Van Bijnen is minder positief. „Met het nieuwe pensioen is een monster gecreëerd. Het is zo complex gemaakt dat we bijna weer terug bij af zijn”, stelt zij. Ze doelt vooral op de solidariteiten die in het nieuwe pensioen worden ingebouwd. Om beursverliezen uit te smeren over de jaren en generaties bouwen pensioenfondsen een solidariteitsreserve, waarvan de werking niet voor iedereen duidelijk zal zijn. „Zo maken we van pensioen weer die black box waarvan we niet begrijpen wat eruit komt”, voorziet Van Bijnen.

4. Arbeidsmarkt

„Het is jammer dat het pensioen voor zzp’ers achter de horizon is verdwenen”, reageert Kappelle. De bedoeling was dat het nieuwe stelsel beter zou aansluiten nu meer van baan wordt gewisseld en vaker in flexcontracten of als zzp’er wordt gewerkt. „De 1,1 miljoen zzp’ers krijgen nu niet de kans een pensioen op te bouwen dat alle werknemers wel kunnen. Echt een gemiste kans.”

5. Menskracht

„Dit is een immense operatie”, stelt Kappelle. „De grootste transitie die ik in mijn 40-jarige carrière hebt meegemaakt.” Hebben we voldoende pensioenadviseurs om alle werkgevers tijdig te bedienen? Het lijkt een retorische vraag. „Ik denk dat dit een groot knelpunt wordt, omdat we te weinig mensen hebben.

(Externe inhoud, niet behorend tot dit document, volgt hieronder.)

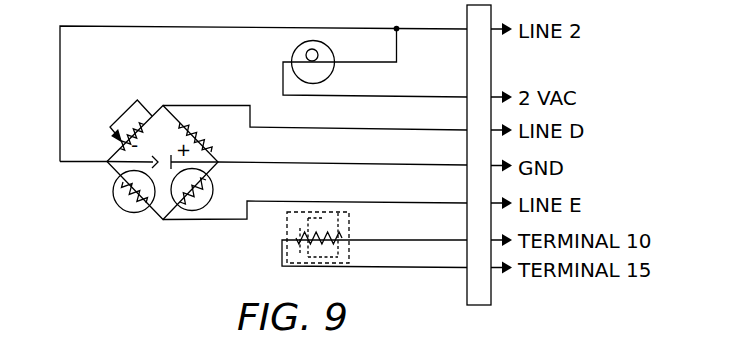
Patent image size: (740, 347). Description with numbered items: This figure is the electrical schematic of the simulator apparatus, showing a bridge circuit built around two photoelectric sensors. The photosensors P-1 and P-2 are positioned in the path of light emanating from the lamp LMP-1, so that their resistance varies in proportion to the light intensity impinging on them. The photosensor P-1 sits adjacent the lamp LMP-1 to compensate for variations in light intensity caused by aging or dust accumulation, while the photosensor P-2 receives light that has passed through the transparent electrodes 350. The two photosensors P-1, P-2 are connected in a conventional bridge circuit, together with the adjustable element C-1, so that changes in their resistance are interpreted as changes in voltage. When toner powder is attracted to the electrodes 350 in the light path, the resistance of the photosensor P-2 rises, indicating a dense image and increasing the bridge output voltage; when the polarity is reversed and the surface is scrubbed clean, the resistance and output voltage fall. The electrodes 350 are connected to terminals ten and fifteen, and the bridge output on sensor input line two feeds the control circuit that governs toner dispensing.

The transparent electrodes 350 is at (353, 249).
The variable resistor (potentiometer) of bridge C-1 is at (143, 125).
The photosensor P-1 is at (213, 193).
The photosensor P-2 is at (125, 210).
The lamp LMP-1 is at (344, 69).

Met name voor kleinere mkb-werkgevers gaat dit een probleem worden.” Van Bijnen denkt niet dat het haalbaar is.


Tijdlijn nieuw pensioen:
  • 5 juni 2019: Pensioenakkoord.
  • 4 juli 2020: Uitwerking pensioenakkoord
  • 30 maart 2022: Pensioenwet naar Kamer.
  • 1 juli 2022: Pensioenfondsen komen met intentieverklaring dat ze vermogen gaan ’invaren’ in nieuw contract, soepeler regels voor indexatie.
  • Najaar 2022: Behandeling in Tweede Kamer.
  • Najaar 2022: Behandeling in Eerste Kamer.
  • 1 januari 2023: Wet Toekomst Pensioenen treedt in werking, transitieperiode naar nieuw stelsel.
  • 1 januari 2027: Nieuw pensioencontract uiterlijk ingevoerd.